Detailed coverage of invasive species threatening livelihoods and the environment worldwide

Abstract

Invasion and current distribution of the octocoral Carijoa riisei (Duchassaing & Michelotti, 1860) in the Ecuadorian coast (eastern tropical Pacific).

Abstract

Carijoa riisei is a snowflake coral that has aggressively spread across many coastal habitats in the Atlantic and Pacific oceans, threatening a number of tropical ecosystems worldwide, including coral reefs.

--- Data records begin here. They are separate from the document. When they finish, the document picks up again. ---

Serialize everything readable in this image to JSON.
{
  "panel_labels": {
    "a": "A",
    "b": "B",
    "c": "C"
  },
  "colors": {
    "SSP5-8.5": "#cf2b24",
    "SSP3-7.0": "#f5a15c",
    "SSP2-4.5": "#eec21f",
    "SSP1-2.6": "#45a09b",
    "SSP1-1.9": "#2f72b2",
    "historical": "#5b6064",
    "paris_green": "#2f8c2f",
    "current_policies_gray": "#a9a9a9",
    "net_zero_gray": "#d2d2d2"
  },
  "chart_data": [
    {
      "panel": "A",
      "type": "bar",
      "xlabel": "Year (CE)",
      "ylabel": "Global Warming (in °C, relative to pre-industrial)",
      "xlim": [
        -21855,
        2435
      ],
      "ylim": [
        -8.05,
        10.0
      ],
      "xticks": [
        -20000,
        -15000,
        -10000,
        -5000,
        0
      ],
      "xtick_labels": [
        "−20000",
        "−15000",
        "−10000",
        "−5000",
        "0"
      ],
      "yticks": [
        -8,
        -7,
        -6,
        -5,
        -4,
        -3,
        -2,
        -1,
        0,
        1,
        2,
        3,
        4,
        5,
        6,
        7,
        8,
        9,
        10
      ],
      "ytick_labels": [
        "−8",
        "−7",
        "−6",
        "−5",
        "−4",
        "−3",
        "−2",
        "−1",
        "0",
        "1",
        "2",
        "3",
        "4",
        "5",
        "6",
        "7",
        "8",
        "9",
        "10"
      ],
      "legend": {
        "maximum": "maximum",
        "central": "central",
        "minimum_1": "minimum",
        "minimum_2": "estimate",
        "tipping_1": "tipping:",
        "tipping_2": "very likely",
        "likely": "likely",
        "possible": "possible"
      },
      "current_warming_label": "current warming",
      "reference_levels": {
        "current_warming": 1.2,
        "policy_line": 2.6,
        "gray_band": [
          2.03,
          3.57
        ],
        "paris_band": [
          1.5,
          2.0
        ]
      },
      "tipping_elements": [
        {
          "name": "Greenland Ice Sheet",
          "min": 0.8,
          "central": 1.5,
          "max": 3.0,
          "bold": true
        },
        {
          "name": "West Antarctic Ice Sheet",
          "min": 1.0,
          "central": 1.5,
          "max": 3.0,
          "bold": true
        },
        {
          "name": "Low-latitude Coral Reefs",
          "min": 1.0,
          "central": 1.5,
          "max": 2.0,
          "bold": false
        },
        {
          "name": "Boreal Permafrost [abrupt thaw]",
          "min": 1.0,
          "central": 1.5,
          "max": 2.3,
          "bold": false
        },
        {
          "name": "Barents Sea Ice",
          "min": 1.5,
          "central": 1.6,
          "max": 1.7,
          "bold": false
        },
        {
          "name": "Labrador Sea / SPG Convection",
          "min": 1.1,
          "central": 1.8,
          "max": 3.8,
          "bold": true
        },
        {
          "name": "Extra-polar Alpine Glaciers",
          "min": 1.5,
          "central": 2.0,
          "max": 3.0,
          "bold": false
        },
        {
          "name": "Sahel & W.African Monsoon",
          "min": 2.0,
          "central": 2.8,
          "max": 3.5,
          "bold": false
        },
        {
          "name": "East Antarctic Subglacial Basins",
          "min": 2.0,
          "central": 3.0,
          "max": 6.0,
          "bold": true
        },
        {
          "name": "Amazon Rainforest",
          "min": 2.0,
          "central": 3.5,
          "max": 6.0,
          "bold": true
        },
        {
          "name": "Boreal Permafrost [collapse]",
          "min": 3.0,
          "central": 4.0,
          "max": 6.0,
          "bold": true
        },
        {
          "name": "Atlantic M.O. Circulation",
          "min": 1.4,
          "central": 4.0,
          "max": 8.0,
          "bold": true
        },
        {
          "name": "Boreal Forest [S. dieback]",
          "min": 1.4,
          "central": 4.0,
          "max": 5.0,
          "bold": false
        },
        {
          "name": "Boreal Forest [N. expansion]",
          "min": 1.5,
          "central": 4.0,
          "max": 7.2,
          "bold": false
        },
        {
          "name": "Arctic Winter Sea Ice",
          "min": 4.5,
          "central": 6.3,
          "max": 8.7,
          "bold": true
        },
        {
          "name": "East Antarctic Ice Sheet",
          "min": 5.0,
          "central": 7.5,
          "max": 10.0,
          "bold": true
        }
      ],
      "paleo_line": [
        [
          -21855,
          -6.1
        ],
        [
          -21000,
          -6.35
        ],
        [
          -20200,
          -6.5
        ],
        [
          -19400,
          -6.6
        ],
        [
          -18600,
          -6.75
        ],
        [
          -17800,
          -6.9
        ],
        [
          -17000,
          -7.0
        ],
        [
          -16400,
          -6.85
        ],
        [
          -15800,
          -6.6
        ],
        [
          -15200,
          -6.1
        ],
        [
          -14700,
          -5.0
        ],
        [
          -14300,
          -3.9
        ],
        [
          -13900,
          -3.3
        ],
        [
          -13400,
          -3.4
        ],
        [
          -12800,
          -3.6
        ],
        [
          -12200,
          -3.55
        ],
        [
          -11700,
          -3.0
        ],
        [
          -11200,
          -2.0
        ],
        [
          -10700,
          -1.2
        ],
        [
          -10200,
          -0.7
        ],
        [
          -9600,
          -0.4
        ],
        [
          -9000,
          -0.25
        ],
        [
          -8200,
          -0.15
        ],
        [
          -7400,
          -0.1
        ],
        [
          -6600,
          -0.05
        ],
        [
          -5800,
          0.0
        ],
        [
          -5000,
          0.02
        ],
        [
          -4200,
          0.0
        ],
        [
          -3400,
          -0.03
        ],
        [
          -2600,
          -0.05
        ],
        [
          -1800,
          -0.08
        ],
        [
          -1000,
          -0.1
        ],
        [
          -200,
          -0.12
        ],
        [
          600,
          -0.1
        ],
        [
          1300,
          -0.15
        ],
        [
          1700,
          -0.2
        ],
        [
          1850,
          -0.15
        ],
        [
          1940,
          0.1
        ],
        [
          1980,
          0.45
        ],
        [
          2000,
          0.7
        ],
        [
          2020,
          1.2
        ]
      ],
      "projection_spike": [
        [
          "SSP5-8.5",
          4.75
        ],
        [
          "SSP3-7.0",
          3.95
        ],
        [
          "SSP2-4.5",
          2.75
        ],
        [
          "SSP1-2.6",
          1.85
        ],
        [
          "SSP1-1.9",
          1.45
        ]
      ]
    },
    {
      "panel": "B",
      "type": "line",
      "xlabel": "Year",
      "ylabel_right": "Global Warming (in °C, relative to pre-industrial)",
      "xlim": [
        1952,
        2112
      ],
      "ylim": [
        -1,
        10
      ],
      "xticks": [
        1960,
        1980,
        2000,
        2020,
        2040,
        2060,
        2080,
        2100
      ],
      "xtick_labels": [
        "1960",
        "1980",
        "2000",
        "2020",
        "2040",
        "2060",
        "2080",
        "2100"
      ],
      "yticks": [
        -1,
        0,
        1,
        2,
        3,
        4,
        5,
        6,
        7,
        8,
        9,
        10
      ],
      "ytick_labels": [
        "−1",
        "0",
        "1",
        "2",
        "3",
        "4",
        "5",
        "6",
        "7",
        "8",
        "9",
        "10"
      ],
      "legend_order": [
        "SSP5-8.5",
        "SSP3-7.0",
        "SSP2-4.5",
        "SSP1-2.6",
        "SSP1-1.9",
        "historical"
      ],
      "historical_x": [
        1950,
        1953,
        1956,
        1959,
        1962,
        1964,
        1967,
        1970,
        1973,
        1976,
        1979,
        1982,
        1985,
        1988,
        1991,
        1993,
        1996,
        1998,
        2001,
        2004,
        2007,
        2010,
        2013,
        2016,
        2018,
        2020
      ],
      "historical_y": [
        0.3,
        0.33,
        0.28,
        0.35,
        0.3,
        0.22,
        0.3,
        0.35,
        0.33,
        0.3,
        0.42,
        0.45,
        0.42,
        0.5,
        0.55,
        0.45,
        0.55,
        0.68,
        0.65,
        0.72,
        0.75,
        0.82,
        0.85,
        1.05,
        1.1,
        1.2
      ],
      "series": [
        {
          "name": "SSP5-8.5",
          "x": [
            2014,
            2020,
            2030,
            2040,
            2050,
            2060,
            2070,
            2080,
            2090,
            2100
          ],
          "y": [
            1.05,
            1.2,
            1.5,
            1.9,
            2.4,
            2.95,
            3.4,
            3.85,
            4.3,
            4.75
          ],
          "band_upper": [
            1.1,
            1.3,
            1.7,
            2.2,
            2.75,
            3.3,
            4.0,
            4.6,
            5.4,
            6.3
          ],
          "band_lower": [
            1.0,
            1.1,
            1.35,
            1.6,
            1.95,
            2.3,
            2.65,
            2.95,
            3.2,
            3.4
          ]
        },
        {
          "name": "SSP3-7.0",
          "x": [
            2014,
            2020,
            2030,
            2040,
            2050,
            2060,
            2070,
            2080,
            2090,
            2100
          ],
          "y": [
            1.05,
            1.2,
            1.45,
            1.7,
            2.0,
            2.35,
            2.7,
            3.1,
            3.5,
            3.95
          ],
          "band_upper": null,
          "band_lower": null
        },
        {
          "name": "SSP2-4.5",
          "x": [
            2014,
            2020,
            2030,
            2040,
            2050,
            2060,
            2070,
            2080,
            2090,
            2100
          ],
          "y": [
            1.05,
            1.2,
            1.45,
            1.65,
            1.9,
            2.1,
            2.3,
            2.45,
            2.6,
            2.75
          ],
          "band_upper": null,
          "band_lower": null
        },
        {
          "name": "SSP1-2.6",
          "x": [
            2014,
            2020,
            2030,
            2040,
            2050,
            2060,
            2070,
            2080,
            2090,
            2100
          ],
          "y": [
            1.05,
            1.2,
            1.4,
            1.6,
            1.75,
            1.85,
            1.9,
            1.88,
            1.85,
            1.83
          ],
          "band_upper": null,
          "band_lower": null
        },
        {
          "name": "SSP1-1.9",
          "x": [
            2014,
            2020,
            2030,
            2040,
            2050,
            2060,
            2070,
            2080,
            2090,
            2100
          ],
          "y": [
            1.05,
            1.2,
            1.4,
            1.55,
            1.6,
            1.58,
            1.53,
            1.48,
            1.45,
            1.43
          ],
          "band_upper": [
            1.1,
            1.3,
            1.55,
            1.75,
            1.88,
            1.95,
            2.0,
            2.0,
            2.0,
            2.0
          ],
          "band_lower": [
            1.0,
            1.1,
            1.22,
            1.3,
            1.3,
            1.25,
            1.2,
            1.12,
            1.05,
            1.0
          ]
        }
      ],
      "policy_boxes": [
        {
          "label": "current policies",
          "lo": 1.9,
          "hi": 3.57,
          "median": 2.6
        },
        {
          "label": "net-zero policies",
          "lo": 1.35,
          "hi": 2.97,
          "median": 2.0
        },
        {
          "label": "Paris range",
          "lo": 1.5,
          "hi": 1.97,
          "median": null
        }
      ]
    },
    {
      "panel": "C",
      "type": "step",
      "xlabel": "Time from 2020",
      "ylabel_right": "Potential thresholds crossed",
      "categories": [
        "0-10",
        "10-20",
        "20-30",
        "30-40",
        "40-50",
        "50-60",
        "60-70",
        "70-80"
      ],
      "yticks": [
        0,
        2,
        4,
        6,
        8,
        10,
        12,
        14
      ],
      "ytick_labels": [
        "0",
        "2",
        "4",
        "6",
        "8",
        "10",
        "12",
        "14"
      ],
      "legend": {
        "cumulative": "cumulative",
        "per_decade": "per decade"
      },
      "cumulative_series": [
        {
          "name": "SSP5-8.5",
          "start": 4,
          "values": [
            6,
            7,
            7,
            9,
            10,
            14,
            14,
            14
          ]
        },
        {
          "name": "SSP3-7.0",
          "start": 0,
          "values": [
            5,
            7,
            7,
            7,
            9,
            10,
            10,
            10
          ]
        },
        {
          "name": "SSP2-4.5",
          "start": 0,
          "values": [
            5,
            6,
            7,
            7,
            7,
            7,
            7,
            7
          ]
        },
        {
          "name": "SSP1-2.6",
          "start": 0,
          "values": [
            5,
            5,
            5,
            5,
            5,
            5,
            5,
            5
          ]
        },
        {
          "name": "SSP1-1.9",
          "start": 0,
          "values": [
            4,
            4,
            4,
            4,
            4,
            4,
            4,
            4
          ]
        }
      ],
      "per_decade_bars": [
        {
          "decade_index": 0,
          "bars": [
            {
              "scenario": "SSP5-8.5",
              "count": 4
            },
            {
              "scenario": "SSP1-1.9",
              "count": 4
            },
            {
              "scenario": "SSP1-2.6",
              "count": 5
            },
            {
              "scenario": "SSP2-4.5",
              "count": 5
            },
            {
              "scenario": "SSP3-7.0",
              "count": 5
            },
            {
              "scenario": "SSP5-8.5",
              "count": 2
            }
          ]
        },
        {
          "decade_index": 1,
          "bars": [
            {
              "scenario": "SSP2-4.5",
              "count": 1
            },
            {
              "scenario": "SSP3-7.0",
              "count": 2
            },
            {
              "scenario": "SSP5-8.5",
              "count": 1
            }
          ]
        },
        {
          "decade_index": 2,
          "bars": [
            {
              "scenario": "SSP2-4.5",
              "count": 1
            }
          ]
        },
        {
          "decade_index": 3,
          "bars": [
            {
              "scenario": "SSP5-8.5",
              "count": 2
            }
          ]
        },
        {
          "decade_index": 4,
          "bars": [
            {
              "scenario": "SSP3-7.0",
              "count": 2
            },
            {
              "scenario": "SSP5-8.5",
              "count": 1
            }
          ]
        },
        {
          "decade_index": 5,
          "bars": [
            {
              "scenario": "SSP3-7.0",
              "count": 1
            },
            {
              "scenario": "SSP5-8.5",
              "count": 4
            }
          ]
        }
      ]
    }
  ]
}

The aim of this work was to evaluate the distribution and provide an estimation of abundance of the invasive octocoralC. riisei along the Ecuadorian coast, as well as the relationship between its abundance and different environmental variables. In a field survey, high abundances of C. riisei colonies were reported growing over corals and sessile communities at 5 of 43 sampling sites. The areas with highest relative abundance were found in the Manabí province, at two sites in Jama: Bajo Londres (44.57% coverage) and Vaca Brava 1 (20.25%). Results of ordination and grouping statistical analyses showed no significant differences between invaded and not invaded sites as regards community composition or environmental characteristics, suggesting neither biotic nor abiotic factors could be limiting C. riisei dispersal along the Ecuadorian coast. Results from a bibliographic survey covering occurrence data up to 2020 were in accordance, showing that in that period C. riisei became an established species to the Ecuadorian coast, being present in at least 22 of the 43 sites, including various sites in Marine Protected Areas. Based on these findings, recommendations are made to promote urgent monitoring programs to detect C. riisei in new areas along the coast of Ecuador and in the Galapagos Marine Reserve, in order to develop a mitigation program and to take actions to conserve the ecosystems affected by this invasion.